Want To See How A Couture Wedding Dress Is Made? Watch This

Photo: Dominique Maitre/WWD/REX/Shutterstock.
It's not often a designer passes their house down to a family member. In fact, in fashion, there's no real line of succession when it comes to who inherits what (apart from the Versace family, of course). But in Grecian designer Celia Kritharioti's case, she was the perfect woman for the job. Founded in 1906, the couturier became the new creative director of Greece's oldest fashion house. She's since taken the Kritharioti name mainstream, carrying the family's couture traditions with her, and designed for the ballet and opera, and most recently, shown couture in Paris at The Ritz. It's why Vanity Fair named her a couturier to watch, and why celebrities can't get enough.

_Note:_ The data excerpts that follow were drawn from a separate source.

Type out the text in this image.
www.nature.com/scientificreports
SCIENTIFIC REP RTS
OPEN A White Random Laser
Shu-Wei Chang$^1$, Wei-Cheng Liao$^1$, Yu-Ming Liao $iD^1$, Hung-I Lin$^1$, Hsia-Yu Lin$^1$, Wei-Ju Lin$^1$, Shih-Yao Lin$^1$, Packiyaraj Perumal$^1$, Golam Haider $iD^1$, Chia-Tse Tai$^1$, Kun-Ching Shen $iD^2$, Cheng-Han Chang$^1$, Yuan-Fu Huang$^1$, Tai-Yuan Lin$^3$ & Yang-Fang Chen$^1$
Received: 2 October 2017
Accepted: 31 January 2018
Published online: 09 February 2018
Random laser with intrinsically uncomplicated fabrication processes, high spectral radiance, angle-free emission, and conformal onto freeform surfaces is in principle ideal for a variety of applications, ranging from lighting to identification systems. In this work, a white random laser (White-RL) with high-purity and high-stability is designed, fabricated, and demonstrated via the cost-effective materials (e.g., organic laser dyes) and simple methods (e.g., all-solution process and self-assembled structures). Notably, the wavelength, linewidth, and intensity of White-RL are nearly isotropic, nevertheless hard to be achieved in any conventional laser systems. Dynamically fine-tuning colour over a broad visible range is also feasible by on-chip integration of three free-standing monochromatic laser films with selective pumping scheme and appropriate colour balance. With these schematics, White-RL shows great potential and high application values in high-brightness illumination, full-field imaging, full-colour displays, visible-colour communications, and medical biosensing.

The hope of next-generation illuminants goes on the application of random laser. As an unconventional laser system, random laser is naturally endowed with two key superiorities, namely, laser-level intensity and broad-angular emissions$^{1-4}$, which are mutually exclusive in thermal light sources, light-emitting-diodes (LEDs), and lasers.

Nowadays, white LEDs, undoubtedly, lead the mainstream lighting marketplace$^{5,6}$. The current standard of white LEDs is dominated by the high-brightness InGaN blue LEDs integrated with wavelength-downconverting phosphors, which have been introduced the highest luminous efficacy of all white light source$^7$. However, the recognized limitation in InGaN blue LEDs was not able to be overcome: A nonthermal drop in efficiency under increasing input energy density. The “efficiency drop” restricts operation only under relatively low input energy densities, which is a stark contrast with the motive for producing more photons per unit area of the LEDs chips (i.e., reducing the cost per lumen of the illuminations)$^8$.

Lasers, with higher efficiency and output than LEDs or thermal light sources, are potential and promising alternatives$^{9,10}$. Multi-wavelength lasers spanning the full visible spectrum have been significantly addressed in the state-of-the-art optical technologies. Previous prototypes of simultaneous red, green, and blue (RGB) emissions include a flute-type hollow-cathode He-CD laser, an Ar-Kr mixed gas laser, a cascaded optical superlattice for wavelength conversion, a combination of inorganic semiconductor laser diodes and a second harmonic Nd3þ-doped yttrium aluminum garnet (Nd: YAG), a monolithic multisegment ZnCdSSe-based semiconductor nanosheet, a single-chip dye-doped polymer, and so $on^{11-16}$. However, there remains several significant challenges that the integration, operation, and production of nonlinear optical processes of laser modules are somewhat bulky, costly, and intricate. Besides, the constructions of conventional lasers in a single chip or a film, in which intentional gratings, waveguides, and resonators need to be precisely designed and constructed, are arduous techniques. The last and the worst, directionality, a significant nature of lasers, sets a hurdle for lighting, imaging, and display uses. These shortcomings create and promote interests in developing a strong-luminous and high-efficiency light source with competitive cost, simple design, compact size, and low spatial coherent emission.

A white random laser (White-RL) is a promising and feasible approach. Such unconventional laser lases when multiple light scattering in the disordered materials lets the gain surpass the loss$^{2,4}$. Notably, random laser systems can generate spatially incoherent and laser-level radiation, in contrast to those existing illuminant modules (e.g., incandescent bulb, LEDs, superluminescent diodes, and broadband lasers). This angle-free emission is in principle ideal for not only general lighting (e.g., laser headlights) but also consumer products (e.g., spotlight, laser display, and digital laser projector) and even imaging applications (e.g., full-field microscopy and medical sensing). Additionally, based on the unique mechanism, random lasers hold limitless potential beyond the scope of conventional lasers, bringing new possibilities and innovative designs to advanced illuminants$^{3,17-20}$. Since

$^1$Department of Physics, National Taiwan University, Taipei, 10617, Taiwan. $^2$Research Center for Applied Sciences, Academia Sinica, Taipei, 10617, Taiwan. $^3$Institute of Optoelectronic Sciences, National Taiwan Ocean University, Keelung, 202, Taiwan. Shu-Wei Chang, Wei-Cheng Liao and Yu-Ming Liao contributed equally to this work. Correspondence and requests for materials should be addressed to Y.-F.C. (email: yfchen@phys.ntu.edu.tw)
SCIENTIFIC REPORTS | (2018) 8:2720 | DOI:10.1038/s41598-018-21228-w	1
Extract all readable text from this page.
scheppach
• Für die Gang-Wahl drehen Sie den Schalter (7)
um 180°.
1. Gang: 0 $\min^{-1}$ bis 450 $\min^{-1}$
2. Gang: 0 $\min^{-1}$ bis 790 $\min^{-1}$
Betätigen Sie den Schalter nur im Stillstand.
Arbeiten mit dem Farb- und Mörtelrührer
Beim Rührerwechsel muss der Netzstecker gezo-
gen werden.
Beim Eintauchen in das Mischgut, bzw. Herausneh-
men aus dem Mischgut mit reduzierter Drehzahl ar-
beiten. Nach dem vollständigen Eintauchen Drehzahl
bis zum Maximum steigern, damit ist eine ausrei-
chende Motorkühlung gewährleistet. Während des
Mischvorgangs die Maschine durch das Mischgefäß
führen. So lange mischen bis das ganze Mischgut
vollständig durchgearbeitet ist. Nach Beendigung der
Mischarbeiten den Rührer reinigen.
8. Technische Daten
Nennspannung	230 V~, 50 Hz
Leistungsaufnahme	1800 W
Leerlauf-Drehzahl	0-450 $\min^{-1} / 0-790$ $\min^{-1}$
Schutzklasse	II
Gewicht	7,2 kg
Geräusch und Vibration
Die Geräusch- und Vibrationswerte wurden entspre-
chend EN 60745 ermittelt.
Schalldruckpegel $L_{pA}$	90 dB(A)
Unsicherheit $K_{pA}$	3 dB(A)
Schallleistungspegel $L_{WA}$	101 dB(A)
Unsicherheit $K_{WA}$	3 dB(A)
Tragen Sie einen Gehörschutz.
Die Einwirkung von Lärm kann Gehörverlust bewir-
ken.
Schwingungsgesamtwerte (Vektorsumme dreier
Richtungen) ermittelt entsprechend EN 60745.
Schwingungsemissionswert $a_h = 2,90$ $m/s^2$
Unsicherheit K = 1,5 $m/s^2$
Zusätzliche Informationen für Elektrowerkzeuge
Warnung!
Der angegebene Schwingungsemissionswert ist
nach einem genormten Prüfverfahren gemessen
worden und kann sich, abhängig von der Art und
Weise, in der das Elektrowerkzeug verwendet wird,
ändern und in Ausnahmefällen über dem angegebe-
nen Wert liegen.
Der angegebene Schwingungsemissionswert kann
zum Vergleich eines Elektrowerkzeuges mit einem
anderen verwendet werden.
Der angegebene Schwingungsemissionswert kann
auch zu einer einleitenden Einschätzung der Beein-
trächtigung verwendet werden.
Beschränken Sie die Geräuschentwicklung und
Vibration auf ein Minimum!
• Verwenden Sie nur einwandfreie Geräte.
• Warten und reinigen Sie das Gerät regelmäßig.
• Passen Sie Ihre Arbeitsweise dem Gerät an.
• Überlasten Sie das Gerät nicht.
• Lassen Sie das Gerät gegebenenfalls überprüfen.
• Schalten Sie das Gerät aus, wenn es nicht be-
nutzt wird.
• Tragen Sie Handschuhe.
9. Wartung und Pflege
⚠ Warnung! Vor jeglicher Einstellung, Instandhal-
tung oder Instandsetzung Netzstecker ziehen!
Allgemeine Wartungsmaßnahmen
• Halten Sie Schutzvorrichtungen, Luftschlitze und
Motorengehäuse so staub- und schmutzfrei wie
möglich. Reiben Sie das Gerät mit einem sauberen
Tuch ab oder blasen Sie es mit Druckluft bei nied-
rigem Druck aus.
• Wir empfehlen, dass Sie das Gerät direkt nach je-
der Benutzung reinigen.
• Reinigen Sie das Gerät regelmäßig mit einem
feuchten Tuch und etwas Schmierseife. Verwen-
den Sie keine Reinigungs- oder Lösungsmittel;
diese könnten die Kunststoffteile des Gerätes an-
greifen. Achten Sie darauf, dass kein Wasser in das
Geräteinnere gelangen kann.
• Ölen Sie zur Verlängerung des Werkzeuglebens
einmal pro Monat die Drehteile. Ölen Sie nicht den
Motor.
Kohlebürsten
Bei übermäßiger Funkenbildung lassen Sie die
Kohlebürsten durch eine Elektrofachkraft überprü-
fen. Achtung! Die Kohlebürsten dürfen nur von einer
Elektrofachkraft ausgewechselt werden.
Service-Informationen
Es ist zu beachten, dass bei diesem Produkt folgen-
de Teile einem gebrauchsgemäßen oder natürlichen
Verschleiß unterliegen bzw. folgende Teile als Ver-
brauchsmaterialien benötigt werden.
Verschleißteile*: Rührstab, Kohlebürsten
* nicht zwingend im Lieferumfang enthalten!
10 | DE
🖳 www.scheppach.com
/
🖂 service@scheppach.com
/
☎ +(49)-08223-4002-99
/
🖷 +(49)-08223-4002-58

At the couture level, though, what really goes into making those garments that, more than any other type of runway creation, take hundreds of hours to create? Well, thanks to Visionaire co-founders Cecilia Dean and James Kaliardos and filmmaker Ahmed Ibrahim, we get to see Kritharioti up close and personal, putting the finishing touches on what was one of the must-see shows during Paris couture. Filmed during the moments leading up to her Ritz spectacle, Kritharioti takes viewers inside her world that includes an array of seamstresses sewing just about everything by hand, a few models (including Lais Ribeiro), and some pretty heavy machinery.
"I grew up in this couture house," Kritharioti says in the clip. "When I was a child and coming here with my mother, and going to all of the haute couture houses at the défiles that they were making in the house, and it was fantastic. I love Paris." While couture may not be the most accessible, in terms of style and price, it is the most beautiful type of fashion there is — and, probably the last part of the industry that can't be made in a flash and captured on an iPhone. And, in One Look: The Flower, it's a type of insider, zoomed-in look at the magic of haute couture that you can't get elsewhere — unless you were a fly on the wall, of course.